Radio Listening Software
There are a number of Radio devices, in particular those TV tuner devices which also contain a radio receiver/tuner, for which V4L directly supports. The following list of software applications allow one to control a radio tuner.
Radio Applications
Gnomeradio and kradio, the most fully featured applications, are not yet available in all distributions and need to be compiled first. Some of the older applications are mature and readily available, but no longer actively developed.

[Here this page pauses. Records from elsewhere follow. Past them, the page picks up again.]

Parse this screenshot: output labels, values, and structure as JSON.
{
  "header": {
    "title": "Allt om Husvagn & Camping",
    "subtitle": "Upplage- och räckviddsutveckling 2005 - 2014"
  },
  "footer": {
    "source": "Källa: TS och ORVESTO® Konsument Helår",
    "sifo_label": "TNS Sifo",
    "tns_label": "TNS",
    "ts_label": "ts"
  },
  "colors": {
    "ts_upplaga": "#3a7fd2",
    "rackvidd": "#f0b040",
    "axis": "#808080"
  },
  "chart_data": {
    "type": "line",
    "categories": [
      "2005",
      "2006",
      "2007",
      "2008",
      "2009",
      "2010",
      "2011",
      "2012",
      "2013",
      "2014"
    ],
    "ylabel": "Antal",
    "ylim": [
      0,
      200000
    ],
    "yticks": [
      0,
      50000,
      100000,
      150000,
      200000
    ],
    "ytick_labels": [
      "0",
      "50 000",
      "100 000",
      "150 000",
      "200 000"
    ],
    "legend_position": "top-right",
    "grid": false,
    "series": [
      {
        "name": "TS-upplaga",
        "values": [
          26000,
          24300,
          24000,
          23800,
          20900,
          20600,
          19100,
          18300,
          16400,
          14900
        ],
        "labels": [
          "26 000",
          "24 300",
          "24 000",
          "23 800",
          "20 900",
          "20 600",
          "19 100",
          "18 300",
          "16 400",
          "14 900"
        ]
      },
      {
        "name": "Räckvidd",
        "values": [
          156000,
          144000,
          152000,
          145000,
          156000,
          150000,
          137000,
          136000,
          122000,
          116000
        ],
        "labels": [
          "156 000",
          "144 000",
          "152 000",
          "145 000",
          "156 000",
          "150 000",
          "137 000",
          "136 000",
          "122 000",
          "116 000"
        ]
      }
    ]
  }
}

- fmtools also for the command-line (most distros)
- gkrellm-radio -- minimalistic gkrellm plugin to control radio tuners
- gnomeradio -- for Gnome, capable of recording
- gnuradio -- the GNU software radio, testing phase; cf. wiki
- gradio -- in Debian, but not currently active
- kradio for KDE
- MPlayer -- media player for Linux
- radio -- a curses-based radio application by Gerd Knorr, part of xawtv; see man page (most distros)
- radio script part of the MisterHouse project
- radioshark -- application to control the griffin radioshark
- XDRadio --- XDialog wrapper for radio listening
- xfce4-radio-plugin -- plugin for the Xfce panel
- xmms-fmradio -- plugin for XMMS, last version autumn 2004, Debian and Red Hat packages
Also See: For devices capable of receiving RDS information, see the associated userspace applications.
User experiences
If you're a user, post your installation and user experiences here!
fmtools
The package contains two binaries, fm and fmscan. To pick up all stations even with very weak reception, I issued,
$ fmscan -d /dev/radio2 fmscan -d /dev/radio3 -t 18 -i 0.1 Scanning range: 87.9 - 107.9 MHz (0.2 MHz increments)...

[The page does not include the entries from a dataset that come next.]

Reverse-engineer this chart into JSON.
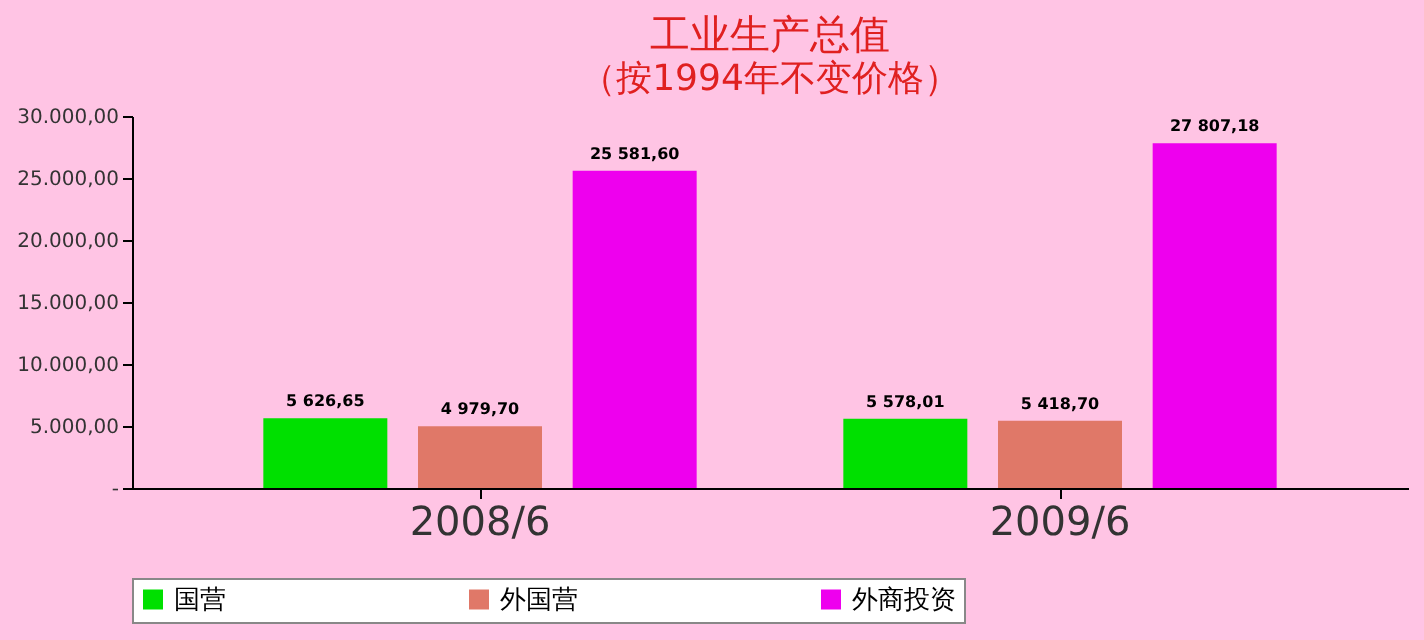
{
  "chart_data": {
    "type": "bar",
    "title": "工业生产总值",
    "subtitle": "（按1994年不变价格）",
    "categories": [
      "2008/6",
      "2009/6"
    ],
    "series": [
      {
        "name": "国营",
        "color": "#00e000",
        "values": [
          5626.65,
          5578.01
        ],
        "value_labels": [
          "5 626,65",
          "5 578,01"
        ]
      },
      {
        "name": "外国营",
        "color": "#e07868",
        "values": [
          4979.7,
          5418.7
        ],
        "value_labels": [
          "4 979,70",
          "5 418,70"
        ]
      },
      {
        "name": "外商投资",
        "color": "#ee00ee",
        "values": [
          25581.6,
          27807.18
        ],
        "value_labels": [
          "25 581,60",
          "27 807,18"
        ]
      }
    ],
    "ylim": [
      0,
      30000
    ],
    "yticks": [
      {
        "value": 0,
        "label": "-"
      },
      {
        "value": 5000,
        "label": "5.000,00"
      },
      {
        "value": 10000,
        "label": "10.000,00"
      },
      {
        "value": 15000,
        "label": "15.000,00"
      },
      {
        "value": 20000,
        "label": "20.000,00"
      },
      {
        "value": 25000,
        "label": "25.000,00"
      },
      {
        "value": 30000,
        "label": "30.000,00"
      }
    ],
    "grid": false,
    "legend": "bottom"
  }
}
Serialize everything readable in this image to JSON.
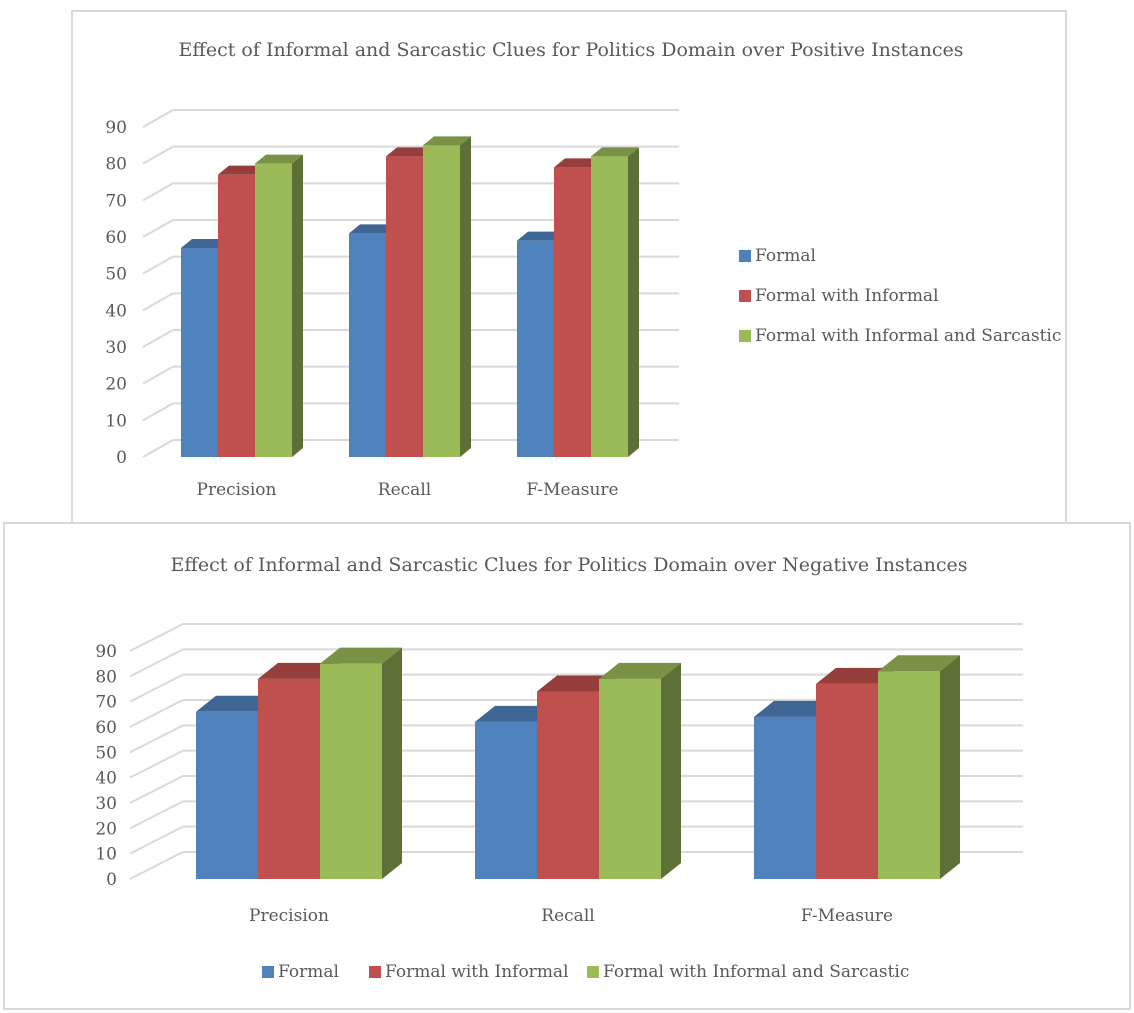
{
  "colors": {
    "formal": "#4f81bd",
    "formal_informal": "#c0504d",
    "formal_informal_sarcastic": "#9bbb59",
    "grid": "#d9d9d9",
    "text": "#595959"
  },
  "chart_data": [
    {
      "type": "bar",
      "title": "Effect of Informal and Sarcastic Clues for Politics Domain over Positive Instances",
      "categories": [
        "Precision",
        "Recall",
        "F-Measure"
      ],
      "series": [
        {
          "name": "Formal",
          "values": [
            57,
            61,
            59
          ]
        },
        {
          "name": "Formal with Informal",
          "values": [
            77,
            82,
            79
          ]
        },
        {
          "name": "Formal with Informal and Sarcastic",
          "values": [
            80,
            85,
            82
          ]
        }
      ],
      "ylim": [
        0,
        90
      ],
      "yticks": [
        "0",
        "10",
        "20",
        "30",
        "40",
        "50",
        "60",
        "70",
        "80",
        "90"
      ],
      "grid": true,
      "legend": "right"
    },
    {
      "type": "bar",
      "title": "Effect of Informal and Sarcastic Clues for Politics Domain over Negative Instances",
      "categories": [
        "Precision",
        "Recall",
        "F-Measure"
      ],
      "series": [
        {
          "name": "Formal",
          "values": [
            66,
            62,
            64
          ]
        },
        {
          "name": "Formal with Informal",
          "values": [
            79,
            74,
            77
          ]
        },
        {
          "name": "Formal with Informal and Sarcastic",
          "values": [
            85,
            79,
            82
          ]
        }
      ],
      "ylim": [
        0,
        90
      ],
      "yticks": [
        "0",
        "10",
        "20",
        "30",
        "40",
        "50",
        "60",
        "70",
        "80",
        "90"
      ],
      "grid": true,
      "legend": "bottom"
    }
  ]
}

Nice and clean. I added an antenna, but still got weak reception. This is very useful for testing the radio and finding the stations; does it support directing the sound to a file? I try various combinations and end up with this to get 100% volume:
$ fm -d /dev/radio3 89.9 65535 Radio tuned to 89.88 MHz at 100.00% volume
Weird. I don't see a way to record; do I need to use sox? I don't know if I'm getting any sound, as I don't have speakers on this box.

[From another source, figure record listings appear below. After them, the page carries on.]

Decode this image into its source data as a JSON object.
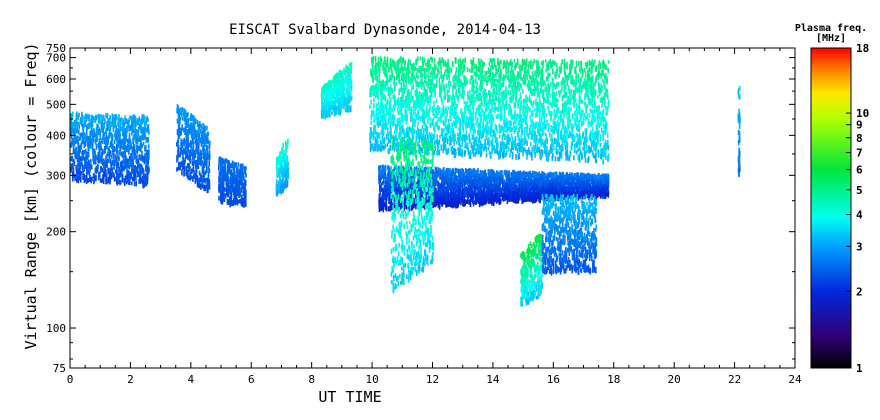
{
  "chart_data": {
    "type": "scatter",
    "title": "EISCAT Svalbard Dynasonde, 2014-04-13",
    "xlabel": "UT TIME",
    "ylabel": "Virtual Range [km] (colour = Freq)",
    "xlim": [
      0,
      24
    ],
    "ylim": [
      75,
      750
    ],
    "y_scale": "log",
    "x_ticks": [
      0,
      2,
      4,
      6,
      8,
      10,
      12,
      14,
      16,
      18,
      20,
      22,
      24
    ],
    "x_tick_labels": [
      "0",
      "2",
      "4",
      "6",
      "8",
      "10",
      "12",
      "14",
      "16",
      "18",
      "20",
      "22",
      "24"
    ],
    "y_ticks": [
      75,
      100,
      200,
      300,
      400,
      500,
      600,
      700,
      750
    ],
    "y_tick_labels": [
      "75",
      "100",
      "200",
      "300",
      "400",
      "500",
      "600",
      "700",
      "750"
    ],
    "grid": false,
    "colorbar": {
      "title_line1": "Plasma freq.",
      "title_line2": "[MHz]",
      "scale": "log",
      "range": [
        1,
        18
      ],
      "ticks": [
        1,
        2,
        3,
        4,
        5,
        6,
        7,
        8,
        9,
        10,
        18
      ],
      "tick_labels": [
        "1",
        "2",
        "3",
        "4",
        "5",
        "6",
        "7",
        "8",
        "9",
        "10",
        "18"
      ]
    },
    "series": [
      {
        "x": [
          0.0,
          2.6
        ],
        "y_low": [
          290,
          280
        ],
        "y_high": [
          470,
          460
        ],
        "f_low": 2.1,
        "f_high": 3.3
      },
      {
        "x": [
          3.5,
          4.6
        ],
        "y_low": [
          310,
          265
        ],
        "y_high": [
          500,
          420
        ],
        "f_low": 2.2,
        "f_high": 3.0
      },
      {
        "x": [
          4.9,
          5.8
        ],
        "y_low": [
          250,
          240
        ],
        "y_high": [
          340,
          320
        ],
        "f_low": 2.2,
        "f_high": 2.6
      },
      {
        "x": [
          6.8,
          7.2
        ],
        "y_low": [
          260,
          280
        ],
        "y_high": [
          340,
          400
        ],
        "f_low": 2.8,
        "f_high": 4.5
      },
      {
        "x": [
          8.3,
          9.3
        ],
        "y_low": [
          460,
          480
        ],
        "y_high": [
          560,
          680
        ],
        "f_low": 3.2,
        "f_high": 4.5
      },
      {
        "x": [
          9.9,
          17.8
        ],
        "y_low": [
          360,
          330
        ],
        "y_high": [
          700,
          680
        ],
        "f_low": 3.0,
        "f_high": 5.5
      },
      {
        "x": [
          10.2,
          17.8
        ],
        "y_low": [
          235,
          260
        ],
        "y_high": [
          320,
          300
        ],
        "f_low": 1.8,
        "f_high": 2.8
      },
      {
        "x": [
          10.6,
          12.0
        ],
        "y_low": [
          130,
          160
        ],
        "y_high": [
          400,
          380
        ],
        "f_low": 3.2,
        "f_high": 5.5
      },
      {
        "x": [
          14.9,
          15.6
        ],
        "y_low": [
          118,
          125
        ],
        "y_high": [
          170,
          200
        ],
        "f_low": 3.0,
        "f_high": 6.5
      },
      {
        "x": [
          15.6,
          17.4
        ],
        "y_low": [
          150,
          150
        ],
        "y_high": [
          260,
          260
        ],
        "f_low": 2.2,
        "f_high": 3.5
      },
      {
        "x": [
          22.1,
          22.1
        ],
        "y_low": [
          300,
          300
        ],
        "y_high": [
          570,
          570
        ],
        "f_low": 2.5,
        "f_high": 3.5
      }
    ]
  }
}
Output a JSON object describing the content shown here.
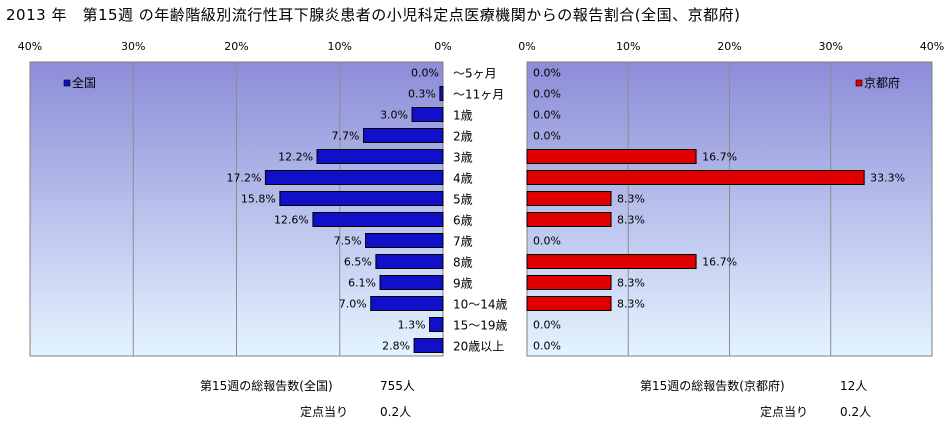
{
  "title": "2013 年　第15週 の年齢階級別流行性耳下腺炎患者の小児科定点医療機関からの報告割合(全国、京都府)",
  "colors": {
    "national": "#1010c8",
    "kyoto": "#e00000",
    "plot_top": "#8c8cd8",
    "plot_bottom": "#e4f4ff",
    "grid": "#8c8c8c"
  },
  "chart_data": [
    {
      "type": "bar",
      "orientation": "horizontal",
      "direction": "right-to-left",
      "legend": "全国",
      "legend_position": "top-left",
      "xlim": [
        0,
        40
      ],
      "tick_labels": [
        "40%",
        "30%",
        "20%",
        "10%",
        "0%"
      ],
      "grid": true,
      "categories": [
        "〜5ヶ月",
        "〜11ヶ月",
        "1歳",
        "2歳",
        "3歳",
        "4歳",
        "5歳",
        "6歳",
        "7歳",
        "8歳",
        "9歳",
        "10〜14歳",
        "15〜19歳",
        "20歳以上"
      ],
      "values": [
        0.0,
        0.3,
        3.0,
        7.7,
        12.2,
        17.2,
        15.8,
        12.6,
        7.5,
        6.5,
        6.1,
        7.0,
        1.3,
        2.8
      ],
      "data_labels": [
        "0.0%",
        "0.3%",
        "3.0%",
        "7.7%",
        "12.2%",
        "17.2%",
        "15.8%",
        "12.6%",
        "7.5%",
        "6.5%",
        "6.1%",
        "7.0%",
        "1.3%",
        "2.8%"
      ]
    },
    {
      "type": "bar",
      "orientation": "horizontal",
      "direction": "left-to-right",
      "legend": "京都府",
      "legend_position": "top-right",
      "xlim": [
        0,
        40
      ],
      "tick_labels": [
        "0%",
        "10%",
        "20%",
        "30%",
        "40%"
      ],
      "grid": true,
      "categories": [
        "〜5ヶ月",
        "〜11ヶ月",
        "1歳",
        "2歳",
        "3歳",
        "4歳",
        "5歳",
        "6歳",
        "7歳",
        "8歳",
        "9歳",
        "10〜14歳",
        "15〜19歳",
        "20歳以上"
      ],
      "values": [
        0.0,
        0.0,
        0.0,
        0.0,
        16.7,
        33.3,
        8.3,
        8.3,
        0.0,
        16.7,
        8.3,
        8.3,
        0.0,
        0.0
      ],
      "data_labels": [
        "0.0%",
        "0.0%",
        "0.0%",
        "0.0%",
        "16.7%",
        "33.3%",
        "8.3%",
        "8.3%",
        "0.0%",
        "16.7%",
        "8.3%",
        "8.3%",
        "0.0%",
        "0.0%"
      ]
    }
  ],
  "footer": {
    "national_total_label": "第15週の総報告数(全国)",
    "national_total_value": "755人",
    "national_per_label": "定点当り",
    "national_per_value": "0.2人",
    "kyoto_total_label": "第15週の総報告数(京都府)",
    "kyoto_total_value": "12人",
    "kyoto_per_label": "定点当り",
    "kyoto_per_value": "0.2人"
  }
}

Sox is what gnomeradio uses to record and it thankfully sends commands it uses to standard out.
for wav file:
sox -c2 -w -r32000 -tossdsp /dev/audio -r 44100 -c 2 -w -twav /tmp/foo.wav
for mp3 or ogg:
sox -c2 -w -r32000 -tossdsp /dev/audio -r 44100 -c 2 -w -twav /tmp/fm_fifo &
and
lame -S -h -b 128 /tmp/fm_fifo /tmp/foo.mp3
or
oggenc -Q -b 128 -o /tmp/foo.ogg /tmp/fm_fifo
gnomeradio
Clearly a more sophisticated application. There's only a debian package for i386, so I'll need to build from the tarball. Since I'm mainly interested in remote recording, I'll try fmtools and radio first.
gradio
I tried gradio on Debian amd64, as it's available; it's very basic. If you don't have the card on /dev/radio, start with
gradio -d /dev/radio2
No recording capability, stable gui, minimal functionality -- tuner and volume. I had to hand-edit the .gradiorc configuration file to get station presets; I may have missed some way of doing this through the gui.
MPlayer
You can do a lot of things with MPlayer. As example, I use this syntax for radio listening:
mplayer -rawaudio rate=48000 radio://2/capture -radio adevice=hw=2:arate=48000:channels=93.8-Radio_Zones,94.7-SSR_1
This will start mplayer with sample rate = 48 kHz (choose the same than the one the sound card is using), listening to the second station onto the list, the tuner is the third sound card (ALSA device hw:2). For more examples: MPlayer radio tips.
You can add as many stations than wanted and use LIRC to control MPLayer.
I am running JACK all the time. I added
ao=jack,alsa
into ~.mplayer/config (for MPlayer) and mplayerplug-in.conf (for Firefox mplayerplug-in). For recording, I can use any JACK aware recording application.
I made a XDialog wrapper for radio listening using MPlayer and v4l2-cfg. I found it so good than I just made it public under the name XDRadio. You will have to make a list of your stations during the installation (very easy to do). After, it is just to run it and enjoy the radio.
radio
The radio package has a single binary, radio. The man page says it looks for the kradio configuration file ~/.kde/share/config/kradiorc. Failing that, radio tries ~/.radio. I issue,
radio -c /dev/radio3
and get a blue and red curses screen, very cool. Arrow keys increase and decrease frequency in 0.05 intervals. I'm clearly not picking up any signal to speak of. I figure I have a lower-level issue with the tuner.